Wednesday, January 2, 2013

Testing, 1, 2...

I'm back from Canada, and I am anxious to get back to my boats. I have been working on a method of tests for my models, and today I decided that I should just roll on. I'm not learning anything by thinking about the best way, so I am going ahead with what is as close to the least scientific method of test I could think of: put it in some water and see if she floats.

There is something lovely about the purity of such an idea, but it does lack the precision I am hoping to achieve. Still, we should stay true to the axiom: build as soon as you can. Make it real. In the spirit of that, I went ahead and rearranged my living room so that the ugly eighteen-foot I found in a forest preserve could stretch out. Then I put some plastic sheet in it and added water (it won't actually hold water due to the large holes in the hull).  Turns out that it works.

Here is what I learned:

It's stable with no weight and gets more stable with weight.
The water line I anticipated is probably way too low (which means she can take a lot more than what I have in her).
I will need to be more precise in the weight I add (I used batteries, some gears from Fenrir, a wrench, some spare change, and assorted bits of change).

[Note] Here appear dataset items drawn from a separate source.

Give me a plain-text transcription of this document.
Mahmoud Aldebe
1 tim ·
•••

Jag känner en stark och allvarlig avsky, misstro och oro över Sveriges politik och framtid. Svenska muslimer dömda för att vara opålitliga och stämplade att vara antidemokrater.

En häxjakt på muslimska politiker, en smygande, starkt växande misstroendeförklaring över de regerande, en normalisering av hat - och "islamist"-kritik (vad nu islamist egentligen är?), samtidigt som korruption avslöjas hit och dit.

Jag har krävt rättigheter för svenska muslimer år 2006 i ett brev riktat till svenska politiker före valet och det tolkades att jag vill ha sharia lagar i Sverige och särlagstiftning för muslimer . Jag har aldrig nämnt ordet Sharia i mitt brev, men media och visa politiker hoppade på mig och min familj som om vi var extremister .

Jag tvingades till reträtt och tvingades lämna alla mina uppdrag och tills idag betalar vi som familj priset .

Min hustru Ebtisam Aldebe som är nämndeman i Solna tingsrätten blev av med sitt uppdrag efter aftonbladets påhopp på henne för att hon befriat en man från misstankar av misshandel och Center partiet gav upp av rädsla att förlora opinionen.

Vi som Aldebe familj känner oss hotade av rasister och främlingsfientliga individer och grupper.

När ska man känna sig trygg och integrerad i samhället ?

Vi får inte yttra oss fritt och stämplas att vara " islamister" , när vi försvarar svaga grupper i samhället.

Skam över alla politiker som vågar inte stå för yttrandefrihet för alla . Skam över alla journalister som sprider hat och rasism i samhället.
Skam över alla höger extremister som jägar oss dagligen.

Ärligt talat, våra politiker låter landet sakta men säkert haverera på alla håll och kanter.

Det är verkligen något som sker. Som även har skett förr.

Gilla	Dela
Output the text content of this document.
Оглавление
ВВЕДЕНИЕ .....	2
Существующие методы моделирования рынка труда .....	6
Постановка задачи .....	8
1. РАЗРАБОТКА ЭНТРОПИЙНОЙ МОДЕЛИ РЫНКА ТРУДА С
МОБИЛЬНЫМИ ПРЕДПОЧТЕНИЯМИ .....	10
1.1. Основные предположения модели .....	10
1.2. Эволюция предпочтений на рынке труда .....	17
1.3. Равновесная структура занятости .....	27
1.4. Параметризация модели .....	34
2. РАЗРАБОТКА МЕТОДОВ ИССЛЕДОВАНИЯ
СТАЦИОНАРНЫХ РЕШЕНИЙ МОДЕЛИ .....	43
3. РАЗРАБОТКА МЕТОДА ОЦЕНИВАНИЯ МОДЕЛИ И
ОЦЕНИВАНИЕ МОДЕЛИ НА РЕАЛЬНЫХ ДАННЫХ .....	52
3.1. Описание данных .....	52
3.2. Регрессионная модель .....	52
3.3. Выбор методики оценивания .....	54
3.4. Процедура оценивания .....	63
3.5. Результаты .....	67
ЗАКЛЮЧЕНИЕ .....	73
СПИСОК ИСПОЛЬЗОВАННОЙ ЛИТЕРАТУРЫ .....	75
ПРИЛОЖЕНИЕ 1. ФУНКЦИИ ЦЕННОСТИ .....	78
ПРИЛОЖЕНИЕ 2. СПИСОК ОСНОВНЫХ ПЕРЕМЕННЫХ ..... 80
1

So tomorrow I will weigh what I put in there and assume my theory of weight to be correct (the cube of the weight I added is pretty close to what I put in- though that does not account for scale and I am struggling with the actual math). Then I will find some precise weights, bring them home, and retest with what I think is the correct weight. If I am right, it will be between seven and eight pounds.

Here are the pictures...

Ghetto.... no other word for it.


Really stable, and the bow and stern are not in the water yet.

Assorted weight I had around the house.

You can make out the water line if you look closely.

All things considered, I am way ahead of where I was in June of last year. I watched the 2009 documentary of the MR340 ("The Next 340 Miles") while testing and I am in the mood for a race.

This morning I brought everything into work so I could weigh it.  Ready for this?
All that crap weighed in at 8.146 lbs. I anticipated it would need to carry 7.93 lbs (which is the cube root of 500 lbs). I am going to do a little more research, but it looks like we might be ready to build a boat.